FULL RECOMMENDATION
INDUSTRIAL RELATIONS ACTS, 1946 TO 2001 SECTION 13(9), INDUSTRIAL RELATIONS ACT, 1969 PARTIES : FARRELL BROS (ARDEE) LTD (REPRESENTED BY CONSTRUCTION INDUSTRY FEDERATION) - AND - A WORKER (REPRESENTED BY BUILDING AND ALLIED TRADES UNION) DIVISION : Chairman: Ms Jenkinson Employer Member: Mr Pierce Worker Member: Mr O'Neill |
1. Appeal Against Rights Commissioner's Recommendation IR6194/01/JH.
BACKGROUND:
2. The worker was employed as a general operative by Farrell Brothers (Ardee) Ltd from the 22nd of January, 2001, until the 22nd of September, 2001. He worked a probationary period of six months and then worked on a week-to-week basis until his employment was terminated. The Union believe that he was unfairly dismissed while the Company believe that it did all in its power to continue the worker's employment.
The matter was referred to a Rights Commissioner for investigation and recommendation.

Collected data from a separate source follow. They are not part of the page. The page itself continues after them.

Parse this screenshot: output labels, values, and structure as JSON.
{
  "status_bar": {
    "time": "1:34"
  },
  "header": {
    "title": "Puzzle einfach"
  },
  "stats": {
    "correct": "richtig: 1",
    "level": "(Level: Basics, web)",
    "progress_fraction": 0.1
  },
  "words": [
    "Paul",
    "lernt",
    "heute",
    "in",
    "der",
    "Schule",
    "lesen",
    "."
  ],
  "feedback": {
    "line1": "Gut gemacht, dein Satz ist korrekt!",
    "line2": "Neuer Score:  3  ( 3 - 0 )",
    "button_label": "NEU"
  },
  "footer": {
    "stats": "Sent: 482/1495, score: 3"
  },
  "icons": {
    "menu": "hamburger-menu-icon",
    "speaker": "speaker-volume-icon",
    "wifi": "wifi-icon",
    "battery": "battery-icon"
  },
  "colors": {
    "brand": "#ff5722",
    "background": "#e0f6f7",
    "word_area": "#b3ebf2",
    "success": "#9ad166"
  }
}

The Rights Commissioner concluded that
"With regard to (the worker) I am satisfied that while the company did not adequately follow procedures in this case, nonetheless he contributed to the actions of (the respondent) by his own underperformance in the company and this conclusion must be taken into account in awarding any compensation to him."
His recommendation issued on the 18th of February, 2002, as follows:-
“On the basis of the submissions made at the hearing and taking into account my own conclusions as set out above I recommend that (the worker) should receive
€1,700 in settlement of his claim for alleged unfair dismissal.”
(The worker and respondent were named in the Rights Commissioner’s recommendation).
The Company appealed the recommendation to the Labour Court on the 4th of March, 2002, in accordance with Section 13(9) of the Industrial Relations Act, 1969. A Labour Court hearing took place in Dundalk on the 27th of June, 2002, the earliest date suitable to both parties.
COMPANY’S ARGUMENTS:
3. 1. The worker had received verbal warnings regarding his performance.
2. The Company was busy but the worker did not make himself available for overtime. He worked overtime with another employer.
3. As the worker’s overall performance did not meet the standard required, he was employed on a week-to-week basis at the end of his probation.
4. Management believed that a warning and placement on a week-to-week basis would help the worker to focus on his work.
UNION’S ARGUMENTS:
4. 1. The worker did not receive a verbal warning.
2. There are no written notices supporting oral warnings.
3. The Company issued a letter on completion of the probation period stating that they could not offer a permanent job at the moment. They did not mention any dissatisfaction with the worker’s performance.
4. The Company did not dismiss the worker at the end of the probationary period.
5. The worker undertook to seek work elsewhere as it was his understanding that there was currently no permanent job for him.
6. The issue of refusing to work overtime was never raised with the worker.
7. When the worker worked overtime for someone else, there is only speculation by the Company that any overtime was available.
DECISION:
The Court has given consideration to both the written and oral submissions of both parties. Having examined the procedures used in the termination of employment, the Court is not satisfied that the employer formally complied with the requirements set down in his own procedures. Therefore, the Court upholds the findings and recommendation of the Rights Commissioner. The appeal fails.
The Court so decides.
Signed on behalf of the Labour Court
Caroline Jenkinson
8th July, 2002______________________
CH/CCDeputy Chairman
NOTE
Enquiries concerning this Decision should be addressed to Caroline Hayes, Court Secretary.